Pinaud sai discordando do governo sobre arquivos da ditadura

segunda-feira, 15 de novembro de 2004 às 11:36

Rio de Janeiro (RJ), 15/11/2004 - O presidente da Comissão Especial de Mortos e Desaparecidos Políticos da Presidência da República, João Luiz Duboc Pinaud, comunicou há pouco ao presidente nacional da OAB, Roberto Busato, sua decisão de renunciar ao cargo. Ele apresentará nos próximos dias ao presidente Luiz Inácio Lula da Silva, em carta, as razões de seu pedido de demissão. Mas informou que sua decisão se deve basicamente à discordância com a Secretaria Especial dos Direitos Humanos sobre a condução da política nessa área e na resistência que encontra do governo para abrir os arquivos sobre os mortos e desaparecidos na ditadura militar.

João Luiz Pinaud - que é membro da Comissão Nacional de Direitos Humanos da OAB e participou do lançamento da Campanha Nacional de Defesa da República e da Democracia promovida pela entidade - disse que amadureceu essa decisão nos últimos dias e está ouvindo alguns amigos para elaboração do texto final da sua carta. Segundo ele, o “fator desencadeante” da renúncia foi o episódio da divulgação das fotografias identificadas como de Vladimir Herzog.
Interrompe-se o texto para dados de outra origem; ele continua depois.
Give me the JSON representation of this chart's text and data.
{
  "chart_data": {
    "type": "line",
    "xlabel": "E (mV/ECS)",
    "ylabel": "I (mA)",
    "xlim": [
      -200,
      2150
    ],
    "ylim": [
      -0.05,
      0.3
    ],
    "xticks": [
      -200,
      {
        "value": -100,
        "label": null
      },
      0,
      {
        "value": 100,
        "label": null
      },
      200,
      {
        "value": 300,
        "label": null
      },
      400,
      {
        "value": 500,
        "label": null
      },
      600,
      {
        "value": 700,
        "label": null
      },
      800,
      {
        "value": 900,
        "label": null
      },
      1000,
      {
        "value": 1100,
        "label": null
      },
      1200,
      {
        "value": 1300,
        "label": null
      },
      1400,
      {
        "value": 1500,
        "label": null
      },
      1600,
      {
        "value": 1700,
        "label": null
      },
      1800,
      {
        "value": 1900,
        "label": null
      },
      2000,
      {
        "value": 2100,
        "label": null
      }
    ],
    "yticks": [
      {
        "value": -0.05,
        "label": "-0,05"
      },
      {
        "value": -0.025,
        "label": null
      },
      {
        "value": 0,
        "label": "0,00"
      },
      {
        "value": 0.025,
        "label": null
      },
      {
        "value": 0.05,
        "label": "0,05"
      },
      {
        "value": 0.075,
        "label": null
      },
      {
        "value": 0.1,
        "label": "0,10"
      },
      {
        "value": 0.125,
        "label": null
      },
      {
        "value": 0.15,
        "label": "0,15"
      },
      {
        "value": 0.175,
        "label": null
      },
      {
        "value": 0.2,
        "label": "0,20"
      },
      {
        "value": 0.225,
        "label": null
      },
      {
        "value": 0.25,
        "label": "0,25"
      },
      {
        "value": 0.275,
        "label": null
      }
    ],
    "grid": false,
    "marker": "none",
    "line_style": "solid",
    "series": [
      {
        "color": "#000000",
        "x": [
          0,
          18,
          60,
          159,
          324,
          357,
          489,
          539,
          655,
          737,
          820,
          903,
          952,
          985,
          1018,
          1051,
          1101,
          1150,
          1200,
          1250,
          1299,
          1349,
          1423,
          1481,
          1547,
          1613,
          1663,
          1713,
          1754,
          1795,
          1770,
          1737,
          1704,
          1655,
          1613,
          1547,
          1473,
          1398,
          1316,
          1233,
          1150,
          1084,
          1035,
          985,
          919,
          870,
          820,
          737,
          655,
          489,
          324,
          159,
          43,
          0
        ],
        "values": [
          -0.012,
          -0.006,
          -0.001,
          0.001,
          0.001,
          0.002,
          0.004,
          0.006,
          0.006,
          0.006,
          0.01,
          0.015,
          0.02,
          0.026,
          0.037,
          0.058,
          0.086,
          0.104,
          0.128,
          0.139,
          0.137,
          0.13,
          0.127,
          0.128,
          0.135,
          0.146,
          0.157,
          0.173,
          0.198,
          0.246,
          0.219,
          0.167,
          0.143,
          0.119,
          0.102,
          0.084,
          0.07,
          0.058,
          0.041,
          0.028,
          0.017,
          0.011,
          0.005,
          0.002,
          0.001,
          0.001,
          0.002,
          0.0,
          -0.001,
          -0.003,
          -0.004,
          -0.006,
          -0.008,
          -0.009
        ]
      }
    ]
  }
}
Imediatamente, Pinaud se pronunciou sobre o completo esclarecimento em torno daquelas fotos e da morte do jornalista, em outubro de 1975, nas dependências do Doi-Codi, em São Paulo. “Mas não senti ambiente favorável em nível ministerial a uma rigorosa apuração dos fatos”, afirmou ele.

Para ele, no episódio das fotografias, não houve qualquer revanchismo como chegou a afirmar uma ala do governo. “Ali havia, sim, lesão ao direito humano à memória, ao direito da sociedade brasileira à sua memória e a seu passado histórico; ninguém é dono do passado”. Todavia, segundo Pinaud, a Secretaria Especial dos Direitos Humanos teve uma postura contrária, “de não tomar a dianteira e abrir os arquivos, como se manifestavam diversos segmentos da sociedade brasileira”.
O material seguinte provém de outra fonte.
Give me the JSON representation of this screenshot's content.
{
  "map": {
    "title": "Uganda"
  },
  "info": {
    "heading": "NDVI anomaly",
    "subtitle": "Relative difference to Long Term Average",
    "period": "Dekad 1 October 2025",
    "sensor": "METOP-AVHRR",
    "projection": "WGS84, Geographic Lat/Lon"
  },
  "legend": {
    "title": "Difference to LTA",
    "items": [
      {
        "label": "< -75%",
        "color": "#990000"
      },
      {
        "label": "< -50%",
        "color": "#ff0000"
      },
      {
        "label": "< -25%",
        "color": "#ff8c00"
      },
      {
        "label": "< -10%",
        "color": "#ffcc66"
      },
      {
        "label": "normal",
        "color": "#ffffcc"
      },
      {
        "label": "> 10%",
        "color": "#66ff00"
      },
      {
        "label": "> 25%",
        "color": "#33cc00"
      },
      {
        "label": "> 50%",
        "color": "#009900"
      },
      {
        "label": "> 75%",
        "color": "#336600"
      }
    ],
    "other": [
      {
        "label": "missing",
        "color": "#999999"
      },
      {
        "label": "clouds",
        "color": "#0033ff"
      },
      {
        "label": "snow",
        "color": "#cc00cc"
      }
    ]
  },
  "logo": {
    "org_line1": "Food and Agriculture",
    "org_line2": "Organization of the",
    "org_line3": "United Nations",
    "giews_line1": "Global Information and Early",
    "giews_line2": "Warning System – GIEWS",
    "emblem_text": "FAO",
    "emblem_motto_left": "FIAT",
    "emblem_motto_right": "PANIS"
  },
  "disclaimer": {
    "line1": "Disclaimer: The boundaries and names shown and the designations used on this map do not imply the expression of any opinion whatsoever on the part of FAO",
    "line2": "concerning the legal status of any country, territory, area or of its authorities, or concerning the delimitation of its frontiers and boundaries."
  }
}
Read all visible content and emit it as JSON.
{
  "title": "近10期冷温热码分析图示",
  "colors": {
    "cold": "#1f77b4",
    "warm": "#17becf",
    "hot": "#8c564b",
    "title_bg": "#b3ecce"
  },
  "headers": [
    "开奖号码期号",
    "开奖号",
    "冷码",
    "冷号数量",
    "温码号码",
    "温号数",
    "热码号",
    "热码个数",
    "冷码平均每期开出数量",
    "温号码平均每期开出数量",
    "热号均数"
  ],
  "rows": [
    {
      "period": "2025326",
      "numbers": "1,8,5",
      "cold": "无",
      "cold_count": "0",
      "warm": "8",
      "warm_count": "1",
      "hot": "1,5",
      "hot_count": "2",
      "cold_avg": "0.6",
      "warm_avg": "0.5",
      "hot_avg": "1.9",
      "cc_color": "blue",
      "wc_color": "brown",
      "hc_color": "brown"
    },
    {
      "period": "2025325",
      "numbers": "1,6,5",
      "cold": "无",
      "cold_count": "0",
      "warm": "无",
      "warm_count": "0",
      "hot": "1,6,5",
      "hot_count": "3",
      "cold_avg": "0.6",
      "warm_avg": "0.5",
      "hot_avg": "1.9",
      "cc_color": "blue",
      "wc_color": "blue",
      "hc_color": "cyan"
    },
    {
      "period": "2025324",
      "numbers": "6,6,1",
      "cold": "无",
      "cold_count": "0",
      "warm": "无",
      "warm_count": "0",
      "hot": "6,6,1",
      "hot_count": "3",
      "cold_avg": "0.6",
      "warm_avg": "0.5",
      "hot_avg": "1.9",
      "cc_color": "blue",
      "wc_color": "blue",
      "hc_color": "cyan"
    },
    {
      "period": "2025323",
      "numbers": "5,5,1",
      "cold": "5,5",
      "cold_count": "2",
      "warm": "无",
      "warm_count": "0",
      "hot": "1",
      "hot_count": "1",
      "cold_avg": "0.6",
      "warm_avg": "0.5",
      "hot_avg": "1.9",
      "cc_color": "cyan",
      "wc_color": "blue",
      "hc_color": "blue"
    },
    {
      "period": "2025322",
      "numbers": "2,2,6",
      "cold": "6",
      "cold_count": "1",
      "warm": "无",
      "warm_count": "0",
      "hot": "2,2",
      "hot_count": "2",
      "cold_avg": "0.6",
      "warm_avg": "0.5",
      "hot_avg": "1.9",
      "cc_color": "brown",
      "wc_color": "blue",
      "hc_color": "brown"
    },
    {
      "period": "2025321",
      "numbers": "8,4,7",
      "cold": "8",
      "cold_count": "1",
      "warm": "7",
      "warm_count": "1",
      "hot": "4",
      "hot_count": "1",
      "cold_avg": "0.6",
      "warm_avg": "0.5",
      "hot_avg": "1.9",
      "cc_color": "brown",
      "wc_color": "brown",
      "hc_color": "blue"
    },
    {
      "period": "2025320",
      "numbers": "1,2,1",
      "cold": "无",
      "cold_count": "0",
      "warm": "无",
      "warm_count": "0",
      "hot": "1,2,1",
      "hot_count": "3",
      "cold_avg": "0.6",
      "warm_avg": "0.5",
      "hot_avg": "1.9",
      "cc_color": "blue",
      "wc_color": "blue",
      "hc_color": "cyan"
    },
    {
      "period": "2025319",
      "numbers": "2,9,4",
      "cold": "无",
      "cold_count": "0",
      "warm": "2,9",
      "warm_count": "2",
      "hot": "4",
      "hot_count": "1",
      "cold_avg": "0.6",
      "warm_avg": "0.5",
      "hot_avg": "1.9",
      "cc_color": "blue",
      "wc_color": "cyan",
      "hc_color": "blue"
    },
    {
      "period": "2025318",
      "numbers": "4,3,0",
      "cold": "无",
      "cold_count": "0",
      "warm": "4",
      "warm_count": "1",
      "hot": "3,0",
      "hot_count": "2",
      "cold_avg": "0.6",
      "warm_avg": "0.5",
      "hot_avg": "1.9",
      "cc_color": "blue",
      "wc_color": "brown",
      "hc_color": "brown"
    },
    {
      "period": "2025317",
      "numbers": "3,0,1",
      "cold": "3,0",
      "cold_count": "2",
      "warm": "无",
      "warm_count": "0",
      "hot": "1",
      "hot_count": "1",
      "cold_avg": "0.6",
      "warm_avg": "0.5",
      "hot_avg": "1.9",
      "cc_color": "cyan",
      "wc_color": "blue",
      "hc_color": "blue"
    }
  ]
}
O presidente demissionário da Comissão Especial dos Mortos e Desaparecidos Políticos criticou também a Secretaria Especial dos Direitos Humanos de tentar subordinar a Comissão, quando ele considera que ela é ligada diretamente à Presidência da República. Outro episódio que o faz apresentar a carta de demissão, segundo informou, é a resistência que encontrou no governo à sua posição favorável a uma medida judicial na Justiça Federal, provocada por procuradores, para ouvir testemunhas sobre as mortes e desaparecimentos políticos durante o regime militar.
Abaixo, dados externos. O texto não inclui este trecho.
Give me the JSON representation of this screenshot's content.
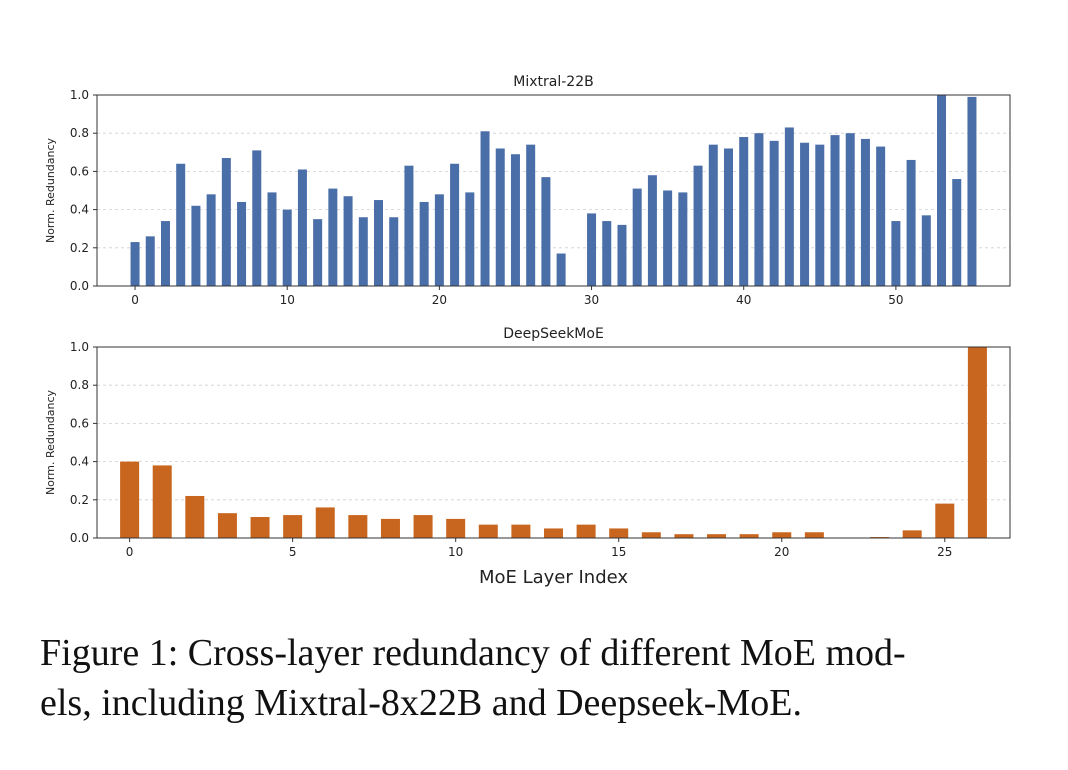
{
  "chart_data": [
    {
      "type": "bar",
      "title": "Mixtral-22B",
      "ylabel": "Norm. Redundancy",
      "xlabel": "",
      "color": "#4a6ea8",
      "xlim": [
        -2.5,
        57.5
      ],
      "ylim": [
        0,
        1.0
      ],
      "yticks": [
        0.0,
        0.2,
        0.4,
        0.6,
        0.8,
        1.0
      ],
      "xticks": [
        0,
        10,
        20,
        30,
        40,
        50
      ],
      "x": [
        0,
        1,
        2,
        3,
        4,
        5,
        6,
        7,
        8,
        9,
        10,
        11,
        12,
        13,
        14,
        15,
        16,
        17,
        18,
        19,
        20,
        21,
        22,
        23,
        24,
        25,
        26,
        27,
        28,
        29,
        30,
        31,
        32,
        33,
        34,
        35,
        36,
        37,
        38,
        39,
        40,
        41,
        42,
        43,
        44,
        45,
        46,
        47,
        48,
        49,
        50,
        51,
        52,
        53,
        54,
        55
      ],
      "values": [
        0.23,
        0.26,
        0.34,
        0.64,
        0.42,
        0.48,
        0.67,
        0.44,
        0.71,
        0.49,
        0.4,
        0.61,
        0.35,
        0.51,
        0.47,
        0.36,
        0.45,
        0.36,
        0.63,
        0.44,
        0.48,
        0.64,
        0.49,
        0.81,
        0.72,
        0.69,
        0.74,
        0.57,
        0.17,
        0.0,
        0.38,
        0.34,
        0.32,
        0.51,
        0.58,
        0.5,
        0.49,
        0.63,
        0.74,
        0.72,
        0.78,
        0.8,
        0.76,
        0.83,
        0.75,
        0.74,
        0.79,
        0.8,
        0.77,
        0.73,
        0.34,
        0.66,
        0.37,
        1.0,
        0.56,
        0.99
      ],
      "grid": true
    },
    {
      "type": "bar",
      "title": "DeepSeekMoE",
      "ylabel": "Norm. Redundancy",
      "xlabel": "MoE Layer Index",
      "color": "#c8651e",
      "xlim": [
        -1.0,
        27.0
      ],
      "ylim": [
        0,
        1.0
      ],
      "yticks": [
        0.0,
        0.2,
        0.4,
        0.6,
        0.8,
        1.0
      ],
      "xticks": [
        0,
        5,
        10,
        15,
        20,
        25
      ],
      "x": [
        0,
        1,
        2,
        3,
        4,
        5,
        6,
        7,
        8,
        9,
        10,
        11,
        12,
        13,
        14,
        15,
        16,
        17,
        18,
        19,
        20,
        21,
        22,
        23,
        24,
        25,
        26
      ],
      "values": [
        0.4,
        0.38,
        0.22,
        0.13,
        0.11,
        0.12,
        0.16,
        0.12,
        0.1,
        0.12,
        0.1,
        0.07,
        0.07,
        0.05,
        0.07,
        0.05,
        0.03,
        0.02,
        0.02,
        0.02,
        0.03,
        0.03,
        0.0,
        0.005,
        0.04,
        0.18,
        1.0
      ],
      "grid": true
    }
  ],
  "caption": {
    "line1": "Figure 1: Cross-layer redundancy of different MoE mod-",
    "line2": "els, including Mixtral-8x22B and Deepseek-MoE."
  }
}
“Acho que seria muito importante que se ouvissem os depoimentos de moradores do Araguaia sobre os fatos envolvendo a guerrilha do início dos anos 70, pois muitos deles têm muito a contar”, afirmou Pinaud. “Mas a Secretaria Especial dos Direitos Humanos não discute as estratégias e fica num caminho só, que não conduz a nada, pois tinha que haver um conjunto de caminhos”.